Thursday, 4 April 2013

Ponden to Elslack, near Skipton

Brenda, the owner of our B&B, had been unwell, so her friend Heather, visiting from Ibiza, looked after us. Heather’s son Chris had an even worse cough than mine, and had kept us awake for much of the night. So we were glad to be on our way.

The first part of the day’s trip was to the head of the Ponden Reservoir, across the stream, and then steeply up the opposite side of the valley. As for much of the day I found Alan and Rosemary getting steadily ahead of me as we climbed. It was a combination of my cough, which threatened to break out if I over-exerted myself, and their better levels of fitness. And perhaps I had allowed myself to put on a little too much weight over recent weeks: I am half a stone heavier than when walking last year.

The snow-covred Pennine Way above Crag Top
The climb ended in a beechwood which circles Crag Bottom before you reach a track up past an old quarry at the beginning of a long steady climb across moorland. For the first few metres the snow had been compressed by some kind of tracked vehicle and it was relatively easy going, but then it became harder. The track was on the right hand side of a long, straight stone wall, and the snow had drifted against it to a depth of three feet or more. Most of the time we had to walk on the rough ground further away from the wall, but occasionally it was necessary to tramp through the snow itself. Most of the time it was sufficiently well packed to support one’s weight, but occasionally one would break through the surface layer up to the thighs. As I was the heaviest, this happened more with me than with Alan or Rosemary.

After Cat Stone Hill. At least it's downhill now.
After a long haul uphill we crossed a damp plateau called, rather appropriately, The Sea, before reaching a simple shelter at the high point of the crossing, Cat Stone Hill, at about 440m of altitude. After a refreshment break it was off down the other side. Initially there were flagstones, but these soon ran out, and we then had a very difficult descent across heather and sometimes quite deep snow before leaving the grouse moor. After a ruined house there was a series of half a dozen or so small wooden huts which presumably have something to do with the local shooting, but any track between them was completely obliterated by the snow. Had we known in advance just how difficult this stretch would be we might well have reconsidered the whole day’s walk.

After leaving the moorland proper there was a cross-country stretch just beneath the boundary wall, and then an opportunity for a further refreshment break
A Pennine waterfall in April 2013
where the track finally turned again towards the North. This was over a bridge and waterfall, which was mainly icicles even if the temperature was now above freezing. Then it was downhill – again snow-covered for much of the way - to the villages of Middleton and Cowling, which lie along the A6068 cross-Pennine road.

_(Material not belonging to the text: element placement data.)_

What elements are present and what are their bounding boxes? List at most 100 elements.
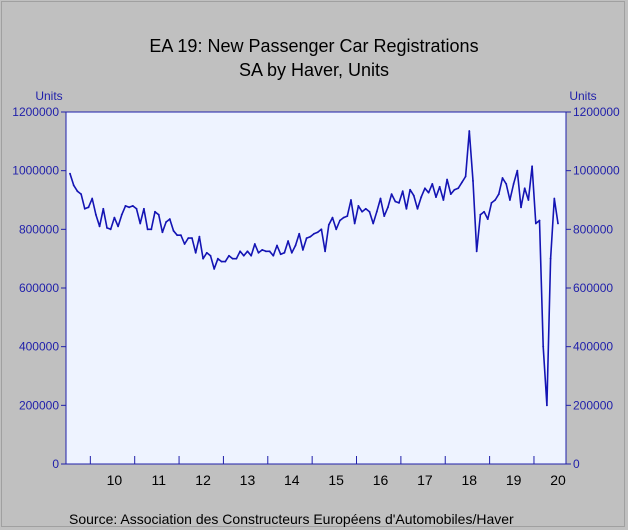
data-point xyxy=(205,251,208,254)
data-point xyxy=(379,197,382,200)
data-point xyxy=(191,237,193,240)
data-point xyxy=(549,257,552,260)
data-point xyxy=(523,187,526,190)
y-tick-label-left: 200000 xyxy=(19,398,59,412)
y-tick-label-left: 1200000 xyxy=(12,105,59,119)
data-point xyxy=(131,204,134,207)
data-point xyxy=(405,207,408,210)
data-point xyxy=(113,216,116,219)
data-point xyxy=(157,213,160,216)
data-point xyxy=(213,268,216,270)
x-tick-label: 18 xyxy=(461,472,477,488)
data-point xyxy=(305,237,308,240)
x-tick-label: 17 xyxy=(417,472,433,488)
data-point xyxy=(120,213,123,216)
left-y-axis: 1200000 1000000 800000 600000 400000 200000 0 xyxy=(12,105,66,471)
data-point xyxy=(209,254,212,257)
data-point xyxy=(72,184,75,187)
data-point xyxy=(431,182,434,185)
data-point xyxy=(228,254,230,257)
data-point xyxy=(276,244,278,247)
data-point xyxy=(183,243,186,245)
data-point xyxy=(453,188,456,191)
data-point xyxy=(527,199,530,201)
data-point xyxy=(106,226,108,229)
data-point xyxy=(449,193,452,196)
data-point xyxy=(446,178,448,181)
data-point xyxy=(216,257,219,260)
y-tick-label-right: 0 xyxy=(573,457,580,471)
data-point xyxy=(272,254,275,257)
data-point xyxy=(557,222,559,225)
data-point xyxy=(80,193,82,196)
x-tick-label: 16 xyxy=(373,472,389,488)
source-note: Source: Association des Constructeurs Eu… xyxy=(69,511,514,527)
data-point xyxy=(290,251,293,254)
data-point xyxy=(546,404,548,407)
data-point xyxy=(387,206,389,209)
x-tick-label: 13 xyxy=(240,472,256,488)
data-point xyxy=(294,244,297,247)
x-axis: 10 11 12 13 14 15 16 17 18 19 20 xyxy=(89,456,566,488)
chart-subtitle: SA by Haver, Units xyxy=(239,60,389,80)
x-tick-label: 14 xyxy=(284,472,300,488)
data-point xyxy=(69,172,71,175)
data-point xyxy=(198,235,201,238)
data-point xyxy=(361,210,363,213)
data-point xyxy=(416,207,419,210)
data-point xyxy=(412,194,415,197)
data-point xyxy=(279,253,282,256)
data-point xyxy=(257,251,260,254)
y-tick-label-left: 800000 xyxy=(19,222,59,236)
data-point xyxy=(490,202,493,204)
x-tick-label: 19 xyxy=(506,472,522,488)
data-point xyxy=(235,257,238,260)
data-point xyxy=(357,204,360,207)
data-point xyxy=(501,177,504,179)
data-point xyxy=(220,260,223,263)
data-point xyxy=(457,187,460,190)
data-point xyxy=(246,250,249,253)
x-tick-label: 20 xyxy=(550,472,566,488)
data-point xyxy=(327,224,330,226)
data-point xyxy=(194,251,197,254)
data-point xyxy=(420,196,423,198)
data-point xyxy=(98,225,101,228)
chart-title: EA 19: New Passenger Car Registrations xyxy=(149,36,478,56)
y-tick-label-right: 1000000 xyxy=(573,164,620,178)
data-point xyxy=(460,181,463,184)
data-point xyxy=(520,206,522,209)
data-point xyxy=(468,130,471,132)
data-point xyxy=(353,222,356,225)
data-point xyxy=(553,197,556,200)
data-point xyxy=(187,237,190,240)
data-point xyxy=(542,345,545,348)
data-point xyxy=(87,206,90,209)
data-point xyxy=(342,216,345,219)
data-point xyxy=(497,193,500,196)
data-point xyxy=(350,199,352,201)
data-point xyxy=(94,213,97,216)
data-point xyxy=(117,225,119,228)
data-point xyxy=(231,257,234,260)
x-tick-label: 15 xyxy=(328,472,344,488)
data-point xyxy=(298,232,301,235)
data-point xyxy=(438,185,441,188)
data-point xyxy=(324,250,326,253)
data-point xyxy=(372,222,375,225)
right-axis-unit-label: Units xyxy=(569,89,596,103)
data-point xyxy=(320,228,323,231)
data-point xyxy=(464,175,467,178)
data-point xyxy=(165,221,168,223)
data-point xyxy=(486,218,489,220)
plot-area xyxy=(65,111,567,465)
data-point xyxy=(91,197,94,200)
data-point xyxy=(483,210,485,213)
data-point xyxy=(538,219,541,222)
data-point xyxy=(283,251,286,254)
series-group xyxy=(69,130,559,407)
data-point xyxy=(516,169,519,172)
data-point xyxy=(242,254,245,257)
data-point xyxy=(531,165,534,168)
data-point xyxy=(261,248,264,251)
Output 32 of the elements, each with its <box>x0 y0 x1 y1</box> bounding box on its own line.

The Pennine Way then goes cross-country to Lothersdale, but with snow still very much in evidence we elected to do as much as possible by road. But even this proved challenging: after successfully following a well-ploughed road for a couple of miles we were confronted by drifting which completely blocked our progress. Fortunately the field to one side was free, so we were able to get to our next waypoint without too much difficulty. And the roads thereafter were clear up to the point where we rejoined the Pennine Way for a final cross-country stretch to Lothersdale. We almost lost our way on a steep corner of the field as we climbed down to the next valley, but eventually made out the correct waymarkers and corrected our course.

The final stretch across the moors
By the time we reached Lothersdale any thought of following the Pennine Way cross country for the remainder of our day’s walk was out of the window. Cross country walking had been very challenging all day, and there were roads that involved little more distance and little threat of heavy traffic. So it was up through the upper part of Lothersdale village, along Winter Gap Lane, and then Mitton Lane. I think Mitton Lane is indelibly impressed on all our minds: a steep, steady climb at the end of a long day. After that it was straightforward road walking – on the level or downhill – all the way to our B&B at Elslack.

We were welcomed with tea and cake, and wonderful, large baths for a good soaking. And though the Grange doesn’t do evening meals it was only a ten minute stroll to the local pub – The Tempest – which provided an excellent meal. I think we all felt that it had been quite a tough day, and perhaps rather too long, but the Tempest did at least cheer us up at the end.

Fine early, getting progressively more cloudy, though fine again late. Strong Northeast wind. 0 to 7C.  Lots of snow drifts. 22.77km; 691m ascent, 803m descents. Farmland in Worth valley, then very difficult going across moorland with plenty of snow, particularly on descent from peak at Catstone Hill. Then rolling farmland, with a final stretch of road walking across Thornton Moor down into Elslack.